Make this repeatable instead of heroic
Doing this by hand works once. Doing it every time, under pressure, at 9am after the overnight batch, is where teams lose hours. The durable fix is to capture the correlation as part of your operating rhythm:
- Ingest deployment metadata (service, environment, SHA, time) so the lookback is automatic.
- Maintain code mappings from repositories and paths to services, so changed files resolve to the right cost center.
- Attach the ranked candidates and evidence directly to the anomaly, so the next engineer doesn't redo the work.

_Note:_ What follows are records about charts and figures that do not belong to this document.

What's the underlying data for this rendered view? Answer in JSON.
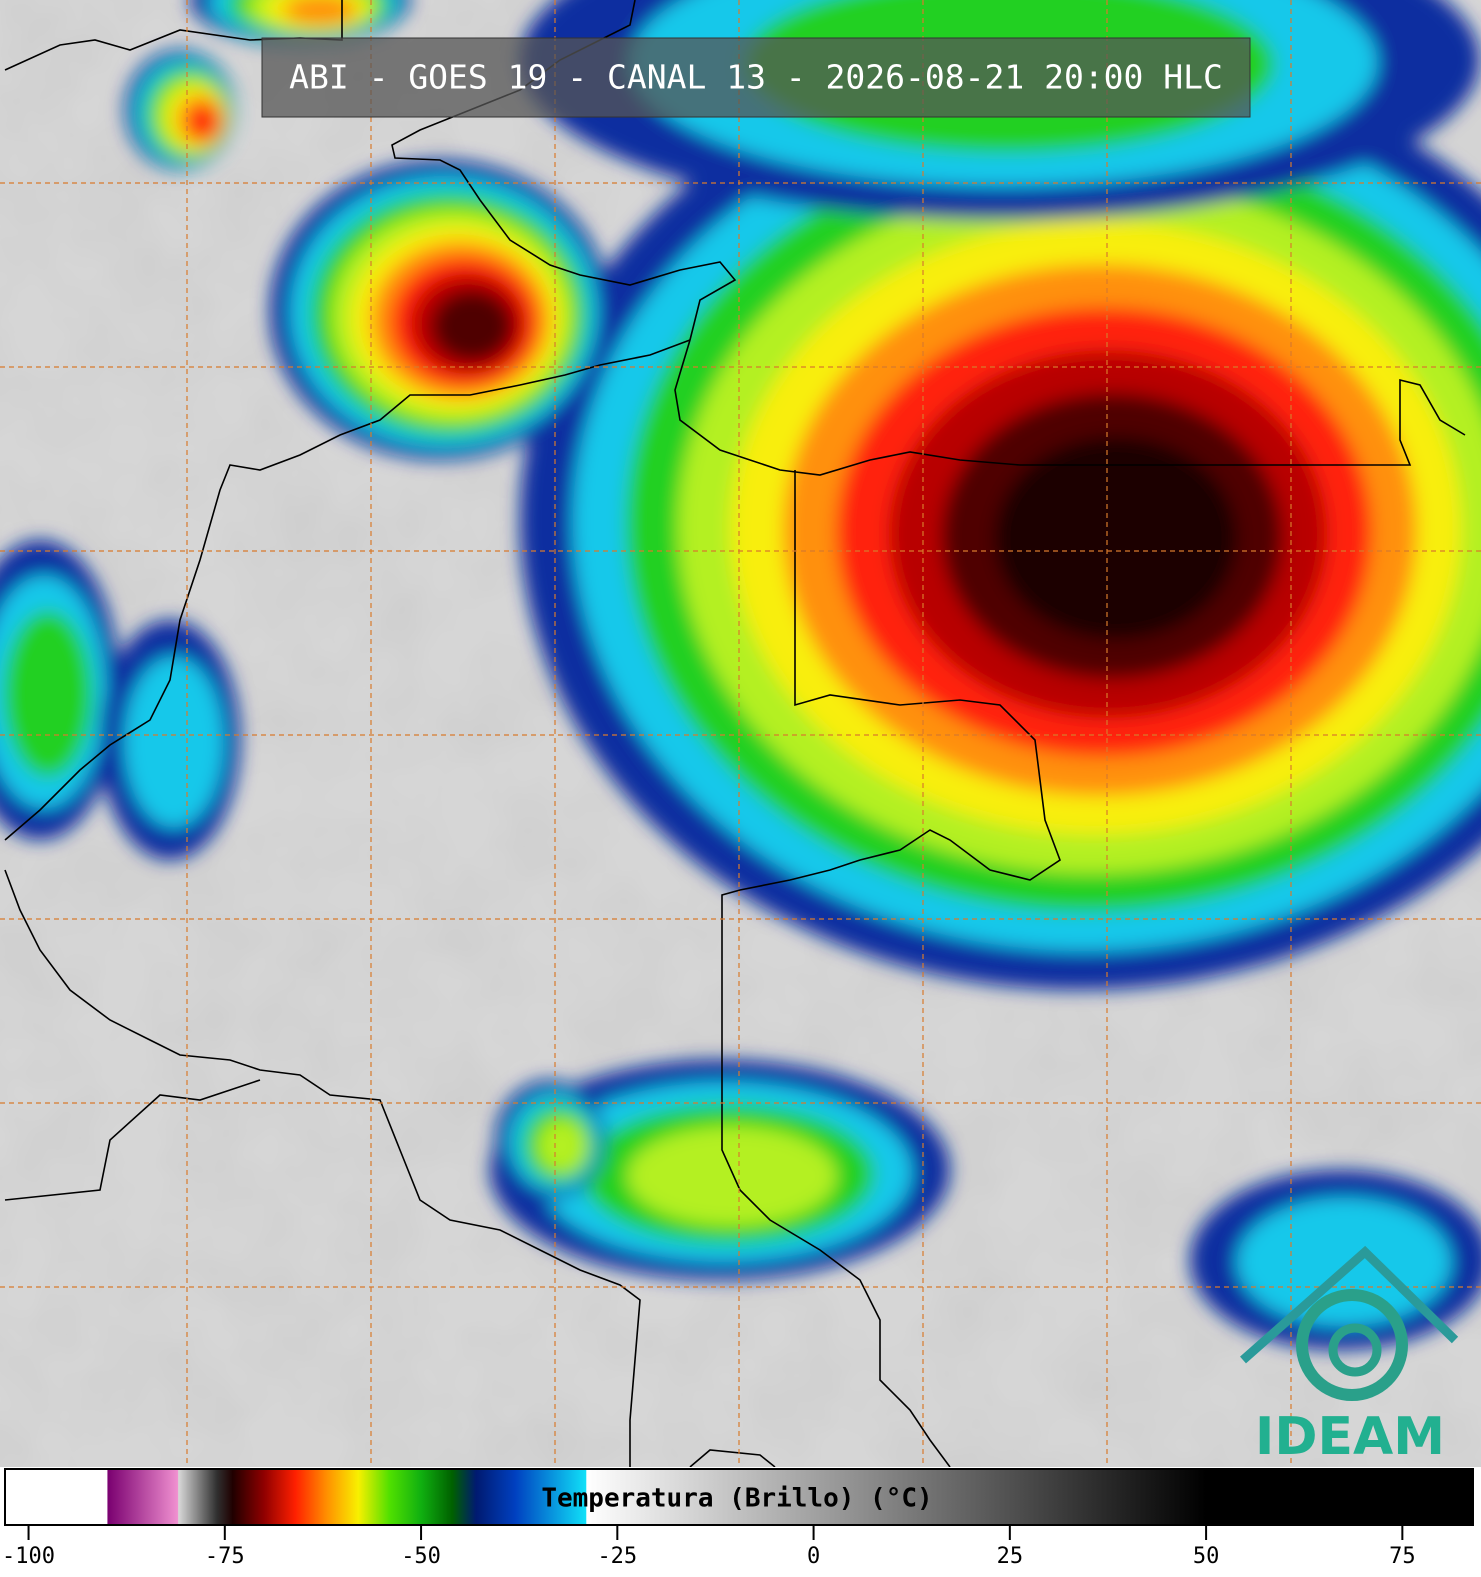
{
  "header": {
    "title": "ABI - GOES 19 - CANAL 13 - 2026-08-21 20:00 HLC"
  },
  "colorbar": {
    "label": "Temperatura (Brillo) (°C)",
    "range": [
      -103,
      84
    ],
    "ticks": [
      -100,
      -75,
      -50,
      -25,
      0,
      25,
      50,
      75
    ],
    "stops": [
      {
        "value": -90,
        "color": "#ffffff"
      },
      {
        "value": -89.9,
        "color": "#7a0070"
      },
      {
        "value": -81,
        "color": "#f090d0"
      },
      {
        "value": -80.9,
        "color": "#d8d8d8"
      },
      {
        "value": -76,
        "color": "#303030"
      },
      {
        "value": -74,
        "color": "#200000"
      },
      {
        "value": -70,
        "color": "#900000"
      },
      {
        "value": -66,
        "color": "#ff2000"
      },
      {
        "value": -62,
        "color": "#ff9000"
      },
      {
        "value": -58,
        "color": "#f8f000"
      },
      {
        "value": -54,
        "color": "#50e000"
      },
      {
        "value": -50,
        "color": "#10b010"
      },
      {
        "value": -46,
        "color": "#006000"
      },
      {
        "value": -43,
        "color": "#001a70"
      },
      {
        "value": -38,
        "color": "#0040c0"
      },
      {
        "value": -29,
        "color": "#10e0f8"
      },
      {
        "value": -28.9,
        "color": "#ffffff"
      },
      {
        "value": 50,
        "color": "#000000"
      }
    ]
  },
  "logo": {
    "text": "IDEAM"
  }
}
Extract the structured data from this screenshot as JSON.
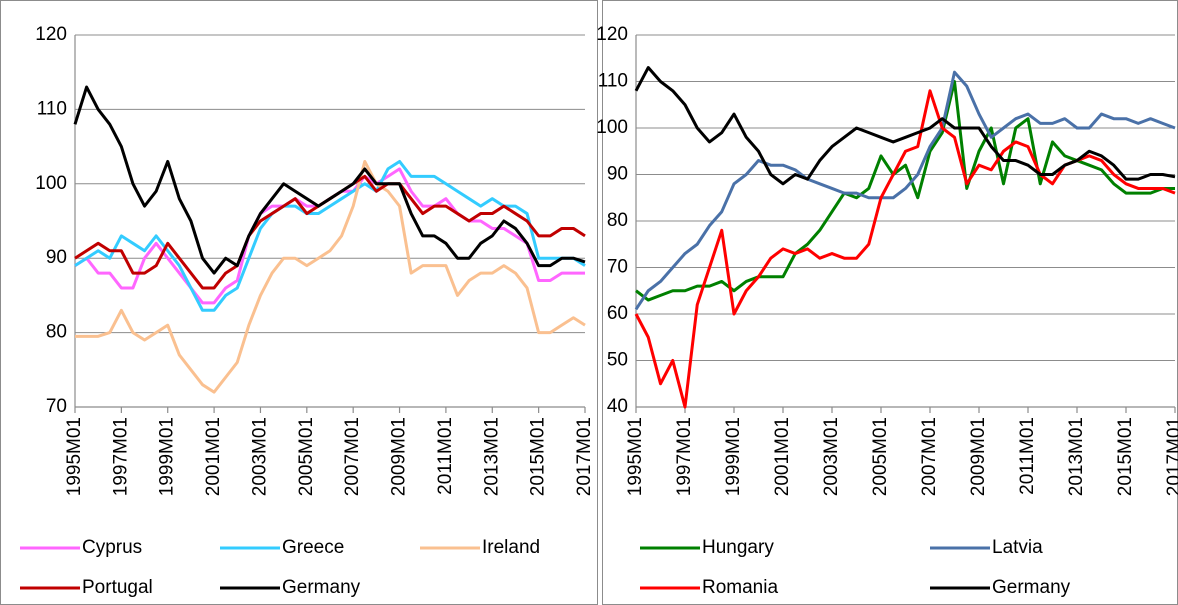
{
  "chart_data": [
    {
      "type": "line",
      "categories": [
        "1995M01",
        null,
        null,
        null,
        "1997M01",
        null,
        null,
        null,
        "1999M01",
        null,
        null,
        null,
        "2001M01",
        null,
        null,
        null,
        "2003M01",
        null,
        null,
        null,
        "2005M01",
        null,
        null,
        null,
        "2007M01",
        null,
        null,
        null,
        "2009M01",
        null,
        null,
        null,
        "2011M01",
        null,
        null,
        null,
        "2013M01",
        null,
        null,
        null,
        "2015M01",
        null,
        null,
        null,
        "2017M01"
      ],
      "ylim": [
        70,
        120
      ],
      "yticks": [
        70,
        80,
        90,
        100,
        110,
        120
      ],
      "grid": true,
      "series": [
        {
          "name": "Cyprus",
          "color": "#ff66ff",
          "values": [
            89,
            90,
            88,
            88,
            86,
            86,
            90,
            92,
            90,
            88,
            86,
            84,
            84,
            86,
            87,
            93,
            96,
            97,
            97,
            98,
            97,
            97,
            98,
            99,
            99,
            101,
            100,
            101,
            102,
            99,
            97,
            97,
            98,
            96,
            95,
            95,
            94,
            94,
            93,
            92,
            87,
            87,
            88,
            88,
            88
          ]
        },
        {
          "name": "Greece",
          "color": "#33ccff",
          "values": [
            89,
            90,
            91,
            90,
            93,
            92,
            91,
            93,
            91,
            89,
            86,
            83,
            83,
            85,
            86,
            90,
            94,
            96,
            97,
            97,
            96,
            96,
            97,
            98,
            99,
            100,
            99,
            102,
            103,
            101,
            101,
            101,
            100,
            99,
            98,
            97,
            98,
            97,
            97,
            96,
            90,
            90,
            90,
            90,
            89
          ]
        },
        {
          "name": "Ireland",
          "color": "#fac090",
          "values": [
            79.5,
            79.5,
            79.5,
            80,
            83,
            80,
            79,
            80,
            81,
            77,
            75,
            73,
            72,
            74,
            76,
            81,
            85,
            88,
            90,
            90,
            89,
            90,
            91,
            93,
            97,
            103,
            100,
            99,
            97,
            88,
            89,
            89,
            89,
            85,
            87,
            88,
            88,
            89,
            88,
            86,
            80,
            80,
            81,
            82,
            81
          ]
        },
        {
          "name": "Portugal",
          "color": "#c00000",
          "values": [
            90,
            91,
            92,
            91,
            91,
            88,
            88,
            89,
            92,
            90,
            88,
            86,
            86,
            88,
            89,
            93,
            95,
            96,
            97,
            98,
            96,
            97,
            98,
            99,
            100,
            101,
            99,
            100,
            100,
            98,
            96,
            97,
            97,
            96,
            95,
            96,
            96,
            97,
            96,
            95,
            93,
            93,
            94,
            94,
            93
          ]
        },
        {
          "name": "Germany",
          "color": "#000000",
          "values": [
            108,
            113,
            110,
            108,
            105,
            100,
            97,
            99,
            103,
            98,
            95,
            90,
            88,
            90,
            89,
            93,
            96,
            98,
            100,
            99,
            98,
            97,
            98,
            99,
            100,
            102,
            100,
            100,
            100,
            96,
            93,
            93,
            92,
            90,
            90,
            92,
            93,
            95,
            94,
            92,
            89,
            89,
            90,
            90,
            89.5
          ]
        }
      ]
    },
    {
      "type": "line",
      "categories": [
        "1995M01",
        null,
        null,
        null,
        "1997M01",
        null,
        null,
        null,
        "1999M01",
        null,
        null,
        null,
        "2001M01",
        null,
        null,
        null,
        "2003M01",
        null,
        null,
        null,
        "2005M01",
        null,
        null,
        null,
        "2007M01",
        null,
        null,
        null,
        "2009M01",
        null,
        null,
        null,
        "2011M01",
        null,
        null,
        null,
        "2013M01",
        null,
        null,
        null,
        "2015M01",
        null,
        null,
        null,
        "2017M01"
      ],
      "ylim": [
        40,
        120
      ],
      "yticks": [
        40,
        50,
        60,
        70,
        80,
        90,
        100,
        110,
        120
      ],
      "grid": true,
      "series": [
        {
          "name": "Hungary",
          "color": "#008000",
          "values": [
            65,
            63,
            64,
            65,
            65,
            66,
            66,
            67,
            65,
            67,
            68,
            68,
            68,
            73,
            75,
            78,
            82,
            86,
            85,
            87,
            94,
            90,
            92,
            85,
            95,
            99,
            110,
            87,
            95,
            100,
            88,
            100,
            102,
            88,
            97,
            94,
            93,
            92,
            91,
            88,
            86,
            86,
            86,
            87,
            87
          ]
        },
        {
          "name": "Latvia",
          "color": "#4a71a8",
          "values": [
            61,
            65,
            67,
            70,
            73,
            75,
            79,
            82,
            88,
            90,
            93,
            92,
            92,
            91,
            89,
            88,
            87,
            86,
            86,
            85,
            85,
            85,
            87,
            90,
            96,
            100,
            112,
            109,
            103,
            98,
            100,
            102,
            103,
            101,
            101,
            102,
            100,
            100,
            103,
            102,
            102,
            101,
            102,
            101,
            100
          ]
        },
        {
          "name": "Romania",
          "color": "#ff0000",
          "values": [
            60,
            55,
            45,
            50,
            40,
            62,
            70,
            78,
            60,
            65,
            68,
            72,
            74,
            73,
            74,
            72,
            73,
            72,
            72,
            75,
            85,
            90,
            95,
            96,
            108,
            100,
            98,
            88,
            92,
            91,
            95,
            97,
            96,
            90,
            88,
            92,
            93,
            94,
            93,
            90,
            88,
            87,
            87,
            87,
            86
          ]
        },
        {
          "name": "Germany",
          "color": "#000000",
          "values": [
            108,
            113,
            110,
            108,
            105,
            100,
            97,
            99,
            103,
            98,
            95,
            90,
            88,
            90,
            89,
            93,
            96,
            98,
            100,
            99,
            98,
            97,
            98,
            99,
            100,
            102,
            100,
            100,
            100,
            96,
            93,
            93,
            92,
            90,
            90,
            92,
            93,
            95,
            94,
            92,
            89,
            89,
            90,
            90,
            89.5
          ]
        }
      ]
    }
  ]
}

StackSpend's source-control correlation does this by connecting your anomalies to recent deployments and surfacing ranked "related changes" with the evidence behind them — read-only, GitHub-first. The point isn't the tool; it's that the what-deployed question should already be answered by the time a human opens the anomaly. For the broader operating loop, see cost incident response: from anomaly to root cause to resolved issue.
Practical takeaway
Finding the PR behind a cost spike is a correlation problem, not a guessing game. Anchor on the anomaly's start time, list successful deploys to the same service and environment, resolve them to PRs, and rank candidates by timing, service match, and cost-relevant code. Confirm with the metric shape before you call anything the cause — and when no deploy matches, say so and check traffic and billing instead.
If you want the surrounding workflow, pair this with AI cost anomaly detection and cloud + AI cost monitoring.
FAQ
Should I search around the anomaly alert time or the start time?
The start time. Cost data arrives in arrears, so the alert can fire hours or a day after the spend actually began. Searching around the alert time looks in the wrong window.
How far back should I look for the causing deployment?
A 6-hour lookback before the anomaly start is a reasonable default. Widen it for services that deploy infrequently, and narrow it for high-frequency deploys to reduce noise.
What if several PRs deployed at once?
Rank them. The PR that touches the anomalous service and a cost-relevant code path (prompt, model, token limit, retry, cache, cron) is the strongest candidate. PRs that only change docs or tests can usually be ruled out.
How do I confirm a PR actually caused the spike?
Match the metric shape to the change. If per-request cost rose after a prompt or token-limit change, that's strong evidence. If only request volume rose, look at retries, cron schedules, or genuine traffic growth instead.
What if no deployment lines up with the spike?
Treat that as a signal that the cause is probably not code. Check traffic growth, provider billing backfill, scheduled jobs, and missing cost metadata before concluding.